Structural strength could push BTC to $85K soon


Bitcoin is trading at around $78k, and is steadily rising as a combination of improving technical structure and renewed geopolitical optimism leads to new buying.

The extension of the US-Iran ceasefire has provided a meaningful incentive for risk appetite, removing a major source of macro uncertainty that had been weighing on markets for weeks and giving buyers the fundamental backdrop they need to push through key resistance levels.

Bitcoin price analysis: daily chart

The daily chart tells a different story than a week ago. BTC finally broke through the down channel, crossed the 100-day EMA around $75k, and is now moving through the $75k-$80k resistance range, with the RSI also rising but not in the overbought zone yet. Most importantly, what makes this move stand out from previous attempts is that the price is not just indicating resistance and fading. The price moves through the supply zone with successive higher closes.

The next major test is at the $85K-$90K area, where the 200-day moving average and a large pool of supply converge. A weekly close above the psychological level of $80,000 would be a structural development of real significance, as it confirms that the prevailing corrective trend has broken down. On the downside, the previous channel boundaries and the 100-day EMA near $75,000 are now the first support levels that can be defended on any pullback.

btc_price_chart_2304261
Source: Trading View

BTC/USDT 4-hour chart

The ascending channel from the February lows does not produce a clear breakout to the upside.

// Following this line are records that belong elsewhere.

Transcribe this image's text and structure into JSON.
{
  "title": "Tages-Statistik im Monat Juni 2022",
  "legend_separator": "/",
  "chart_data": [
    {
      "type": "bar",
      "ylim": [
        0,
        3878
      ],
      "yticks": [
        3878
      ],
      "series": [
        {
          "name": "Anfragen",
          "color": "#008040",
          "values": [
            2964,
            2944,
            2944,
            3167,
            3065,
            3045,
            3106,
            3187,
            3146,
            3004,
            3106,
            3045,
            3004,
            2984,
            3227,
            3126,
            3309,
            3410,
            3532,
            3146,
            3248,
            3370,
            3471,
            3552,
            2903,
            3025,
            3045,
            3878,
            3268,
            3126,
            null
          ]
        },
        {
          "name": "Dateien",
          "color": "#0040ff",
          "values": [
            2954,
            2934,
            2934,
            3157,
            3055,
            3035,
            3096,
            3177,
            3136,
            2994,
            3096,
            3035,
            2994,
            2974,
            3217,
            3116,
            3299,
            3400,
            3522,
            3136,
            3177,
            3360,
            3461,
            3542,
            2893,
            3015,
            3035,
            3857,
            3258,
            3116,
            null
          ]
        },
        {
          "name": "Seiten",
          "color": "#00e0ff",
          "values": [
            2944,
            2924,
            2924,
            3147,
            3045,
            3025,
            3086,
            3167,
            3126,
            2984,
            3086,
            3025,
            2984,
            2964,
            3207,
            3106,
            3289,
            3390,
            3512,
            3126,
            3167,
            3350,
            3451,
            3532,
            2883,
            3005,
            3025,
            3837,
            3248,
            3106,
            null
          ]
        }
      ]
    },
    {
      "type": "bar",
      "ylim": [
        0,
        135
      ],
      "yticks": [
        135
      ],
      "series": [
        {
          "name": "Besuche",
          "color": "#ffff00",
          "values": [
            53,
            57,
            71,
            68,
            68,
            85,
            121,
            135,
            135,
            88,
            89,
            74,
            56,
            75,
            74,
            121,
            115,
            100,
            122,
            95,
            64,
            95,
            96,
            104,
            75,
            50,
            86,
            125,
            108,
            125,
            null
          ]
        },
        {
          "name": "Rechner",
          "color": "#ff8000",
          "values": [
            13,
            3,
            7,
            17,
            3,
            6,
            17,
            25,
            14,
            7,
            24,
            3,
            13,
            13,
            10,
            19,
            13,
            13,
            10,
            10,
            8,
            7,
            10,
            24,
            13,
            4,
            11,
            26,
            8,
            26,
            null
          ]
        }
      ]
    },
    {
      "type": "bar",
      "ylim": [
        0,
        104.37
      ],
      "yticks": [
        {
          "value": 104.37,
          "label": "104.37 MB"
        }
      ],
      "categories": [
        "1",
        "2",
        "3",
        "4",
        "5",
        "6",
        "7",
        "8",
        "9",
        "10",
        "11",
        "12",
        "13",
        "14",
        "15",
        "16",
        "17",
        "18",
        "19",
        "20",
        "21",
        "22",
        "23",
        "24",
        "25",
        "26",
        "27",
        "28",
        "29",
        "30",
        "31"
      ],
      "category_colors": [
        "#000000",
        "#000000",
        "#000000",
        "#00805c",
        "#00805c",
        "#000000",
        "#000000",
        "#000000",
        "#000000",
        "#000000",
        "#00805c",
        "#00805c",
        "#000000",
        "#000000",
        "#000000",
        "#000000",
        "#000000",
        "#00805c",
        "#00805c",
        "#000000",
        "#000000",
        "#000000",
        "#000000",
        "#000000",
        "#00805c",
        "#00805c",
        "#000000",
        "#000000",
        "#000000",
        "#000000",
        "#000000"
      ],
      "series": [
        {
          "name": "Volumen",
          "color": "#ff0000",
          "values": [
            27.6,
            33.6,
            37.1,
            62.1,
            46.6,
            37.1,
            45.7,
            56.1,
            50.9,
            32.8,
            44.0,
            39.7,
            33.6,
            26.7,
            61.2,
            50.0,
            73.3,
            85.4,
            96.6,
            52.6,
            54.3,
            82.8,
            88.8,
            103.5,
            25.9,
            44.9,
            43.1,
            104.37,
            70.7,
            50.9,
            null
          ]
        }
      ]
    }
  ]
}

BTC is pushing through the upper boundary near $78K. In contrast to the mid-March attempt and last week’s failed breakout, this move has shown real follow-through and momentum, which is confirmed by the upward RSI.

The $74K-$76K area, which includes the previous upper channel boundary and the key horizontal level, is now the most important area to hold during any bounce on the 4-hour chart. A successful retest of that area followed by a bounce would be a textbook continuation setup and would add further conviction to the case that the $80K level, and perhaps a bearish order block between $82K and $84K, are the next important targets in the coming weeks.

btc_price_chart_2304262
Source: Trading View

Sentiment analysis

The Miner’s Positions Index (MPI) is currently below zero at the 7-day moving average level. It has rebounded from a green zone that has historically been characterized by periods of miner accumulation rather than distribution. Throughout the 2025 rally, the MPI repeatedly rose above zero as miners sold aggressively on price strength. This behavior consistently preceded local peaks. The current reading is the opposite, as miners are not rushing to sell at this rally.

The contrast with the behavior of the previous cycle is meaningful. When the price was trading between $110,000 and $125,000, the MPI was consistently high. Miners were unloading supply into demand. At $78,000, with the index approaching the most conservative reading in over a year, miners appear to be holding onto their coins rather than taking profits. This reduces one of the most consistent sources of selling pressure in the Bitcoin market, and in a context where exchange reserves are also at multi-year lows, the supply picture heading into a potential push towards $80,000 looks much cleaner than it did at equivalent price levels during the previous rally.